During the campaign for this year’s Punjab assembly elections, Aam Aadmi Party (AAP) chief ministerial candidate Bhagwant Mann had lobbed a question at a gathering in Malwa. “Will you hold jhadu (broom, the AAP symbol) or talwar (sword)?” he had asked, evoking strong reactions from a section of right-wing Panthic leaders accusing him of disrespecting Sikh sensitivities. But that time Punjab, at large, had responded unanimously by picking up the ‘jhadu’ and sending AAP to the assembly with a brute majority.

A little over 100 days later, the debate of “jhadu vs talwar” has returned as hardliner Shiromani Akali Dal (Amritsar) leader Simranjit Singh Mann prepares to take his seat in the Lok Sabha after a dramatic win in the Sangrur bypolls. The 77-year-old former IPS officer has in the past repeatedly backed secessionist propaganda and advocated the need for a separate Khalistan state.

Ironically, what seems to have given a push to Mann’s fortunes were the killing of popular Punjabi singer Sidhu Moose Wala and the road-accident death of controversial actor-turned-activist Deep Sidhu, an accused in the Republic Day violence last year in Delhi during the farmer protests and was booked for instigating a mob to hoist the Nishaan sahib (Sikh flag) at the Red Fort that day. While Moose Wala had joined the Congress before his death, the controversial subjects on which he based his songs were used by right-wing Panthic leaders to trigger anti-establishment sentiments in the run-up to the bypolls.

The killing of Moose Wala, who primarily chose subjects that addressed the angst of the youth, was among the reasons that resulted in the catapulting of Mann who otherwise had lost five assembly polls and one Lok Sabha election, say analysts.

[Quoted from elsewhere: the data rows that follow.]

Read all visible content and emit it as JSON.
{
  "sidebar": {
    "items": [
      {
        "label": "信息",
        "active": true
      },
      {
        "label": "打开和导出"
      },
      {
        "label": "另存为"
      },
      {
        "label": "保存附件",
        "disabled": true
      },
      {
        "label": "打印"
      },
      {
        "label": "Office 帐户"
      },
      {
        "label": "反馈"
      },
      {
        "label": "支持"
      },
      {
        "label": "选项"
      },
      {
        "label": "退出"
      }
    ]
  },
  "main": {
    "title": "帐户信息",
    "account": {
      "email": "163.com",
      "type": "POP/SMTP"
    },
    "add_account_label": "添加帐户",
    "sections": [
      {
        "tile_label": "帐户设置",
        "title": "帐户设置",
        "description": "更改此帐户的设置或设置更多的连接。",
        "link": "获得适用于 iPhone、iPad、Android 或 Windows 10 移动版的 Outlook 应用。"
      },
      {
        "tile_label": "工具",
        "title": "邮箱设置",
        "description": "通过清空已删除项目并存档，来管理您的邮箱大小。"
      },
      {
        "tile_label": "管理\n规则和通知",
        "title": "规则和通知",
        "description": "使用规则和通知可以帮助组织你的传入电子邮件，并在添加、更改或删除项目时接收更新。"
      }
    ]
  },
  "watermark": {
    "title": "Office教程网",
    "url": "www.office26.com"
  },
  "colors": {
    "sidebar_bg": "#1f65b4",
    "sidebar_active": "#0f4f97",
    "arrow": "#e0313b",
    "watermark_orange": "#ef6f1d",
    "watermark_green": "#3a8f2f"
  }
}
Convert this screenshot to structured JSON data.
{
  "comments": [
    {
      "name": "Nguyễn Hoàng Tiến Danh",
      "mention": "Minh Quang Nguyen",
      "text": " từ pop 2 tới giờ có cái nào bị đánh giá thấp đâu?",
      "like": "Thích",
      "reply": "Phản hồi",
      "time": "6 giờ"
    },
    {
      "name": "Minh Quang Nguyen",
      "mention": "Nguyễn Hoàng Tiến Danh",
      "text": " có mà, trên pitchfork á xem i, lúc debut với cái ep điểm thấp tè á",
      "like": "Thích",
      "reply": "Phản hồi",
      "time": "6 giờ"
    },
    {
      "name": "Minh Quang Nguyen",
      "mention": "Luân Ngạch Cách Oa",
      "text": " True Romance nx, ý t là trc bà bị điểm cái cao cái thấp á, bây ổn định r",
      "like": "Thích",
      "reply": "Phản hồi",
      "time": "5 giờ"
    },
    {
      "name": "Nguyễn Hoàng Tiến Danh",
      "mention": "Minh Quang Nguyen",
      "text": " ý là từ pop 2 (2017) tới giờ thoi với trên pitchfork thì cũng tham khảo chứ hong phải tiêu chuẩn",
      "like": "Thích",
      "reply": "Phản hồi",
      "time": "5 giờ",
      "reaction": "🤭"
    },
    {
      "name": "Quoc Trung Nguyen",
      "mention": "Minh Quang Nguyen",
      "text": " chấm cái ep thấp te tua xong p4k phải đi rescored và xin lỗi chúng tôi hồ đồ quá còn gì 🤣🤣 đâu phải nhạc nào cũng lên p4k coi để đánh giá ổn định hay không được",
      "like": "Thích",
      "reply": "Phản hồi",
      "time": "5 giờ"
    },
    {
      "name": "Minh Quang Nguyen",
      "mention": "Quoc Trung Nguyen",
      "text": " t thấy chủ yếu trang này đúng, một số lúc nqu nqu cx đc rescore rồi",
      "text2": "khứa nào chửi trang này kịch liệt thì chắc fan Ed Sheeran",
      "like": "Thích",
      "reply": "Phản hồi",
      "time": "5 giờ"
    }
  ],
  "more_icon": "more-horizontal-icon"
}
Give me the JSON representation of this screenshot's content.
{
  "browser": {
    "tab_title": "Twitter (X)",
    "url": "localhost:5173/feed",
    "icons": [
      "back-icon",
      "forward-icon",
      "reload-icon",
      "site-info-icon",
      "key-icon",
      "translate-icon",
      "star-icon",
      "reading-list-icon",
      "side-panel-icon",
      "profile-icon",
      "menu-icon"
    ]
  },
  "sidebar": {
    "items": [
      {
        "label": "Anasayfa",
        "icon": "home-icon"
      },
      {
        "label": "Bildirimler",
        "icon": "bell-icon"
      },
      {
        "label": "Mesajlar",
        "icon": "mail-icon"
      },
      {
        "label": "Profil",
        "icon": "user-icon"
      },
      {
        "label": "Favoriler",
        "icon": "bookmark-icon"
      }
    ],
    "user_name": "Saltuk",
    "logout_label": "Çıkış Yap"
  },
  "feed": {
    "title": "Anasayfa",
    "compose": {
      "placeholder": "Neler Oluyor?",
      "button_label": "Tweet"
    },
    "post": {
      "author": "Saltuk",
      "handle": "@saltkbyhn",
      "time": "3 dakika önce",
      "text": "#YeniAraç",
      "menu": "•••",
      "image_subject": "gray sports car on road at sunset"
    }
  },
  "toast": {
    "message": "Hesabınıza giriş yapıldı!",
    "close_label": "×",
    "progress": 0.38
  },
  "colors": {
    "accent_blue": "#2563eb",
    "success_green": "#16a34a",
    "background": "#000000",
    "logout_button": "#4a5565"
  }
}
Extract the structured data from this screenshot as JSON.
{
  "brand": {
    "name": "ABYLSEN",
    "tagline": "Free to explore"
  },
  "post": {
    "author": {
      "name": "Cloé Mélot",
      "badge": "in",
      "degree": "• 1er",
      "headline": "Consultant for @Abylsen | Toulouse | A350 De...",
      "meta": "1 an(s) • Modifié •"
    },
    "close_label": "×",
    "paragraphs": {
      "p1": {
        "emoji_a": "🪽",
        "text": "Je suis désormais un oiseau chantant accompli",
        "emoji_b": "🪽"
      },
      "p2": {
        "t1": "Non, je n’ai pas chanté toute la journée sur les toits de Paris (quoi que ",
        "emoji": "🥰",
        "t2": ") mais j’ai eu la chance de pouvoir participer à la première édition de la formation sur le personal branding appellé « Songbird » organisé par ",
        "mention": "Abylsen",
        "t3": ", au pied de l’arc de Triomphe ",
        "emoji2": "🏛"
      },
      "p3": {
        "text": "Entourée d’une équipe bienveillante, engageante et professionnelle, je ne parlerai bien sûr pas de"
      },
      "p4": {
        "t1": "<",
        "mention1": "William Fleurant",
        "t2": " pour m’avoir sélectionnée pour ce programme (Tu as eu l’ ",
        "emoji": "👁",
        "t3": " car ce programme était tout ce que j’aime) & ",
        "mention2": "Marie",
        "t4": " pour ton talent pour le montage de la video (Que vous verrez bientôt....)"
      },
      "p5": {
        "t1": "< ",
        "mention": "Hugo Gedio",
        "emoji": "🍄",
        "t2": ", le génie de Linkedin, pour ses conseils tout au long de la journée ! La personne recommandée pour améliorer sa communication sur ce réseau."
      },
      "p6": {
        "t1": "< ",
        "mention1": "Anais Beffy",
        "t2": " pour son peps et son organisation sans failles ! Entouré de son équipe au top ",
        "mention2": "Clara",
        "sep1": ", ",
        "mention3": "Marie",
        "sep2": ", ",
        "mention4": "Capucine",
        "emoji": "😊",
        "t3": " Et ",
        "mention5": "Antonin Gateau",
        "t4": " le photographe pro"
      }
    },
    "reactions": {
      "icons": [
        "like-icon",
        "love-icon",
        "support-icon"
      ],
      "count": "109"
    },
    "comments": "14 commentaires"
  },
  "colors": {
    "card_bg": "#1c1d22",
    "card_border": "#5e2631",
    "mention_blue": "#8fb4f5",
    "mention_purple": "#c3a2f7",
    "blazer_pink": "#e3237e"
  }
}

It was not just Mann but Shiromani Akali Dal, which finds itself on the precipice of extinction following a series of poll drubbings, that stirred the sentiments. In fact, SAD leader Sukhbir Badal had proposed a joint candidate to take on AAP in the by-election. SAD had urged Mann to support the candidature of Kamaldeep Kaur Rajoana, sister of Balwant Singh Rajoana, who had been convicted in the Beant Singh assassination case, and the Akali Dal has been pressing for the release of prisoners like him who have spent more than 25 years in jail. Mann had turned down the proposal at the last moment but the noise created by the right-wing Sikh Panthic leaders seems to have turned the tide against AAP.

What didn’t help AAP either was its failure to deliver on the law and order front. The Moose Wala killing not only exposed the governance claims of the party but made Panthic politics even shriller.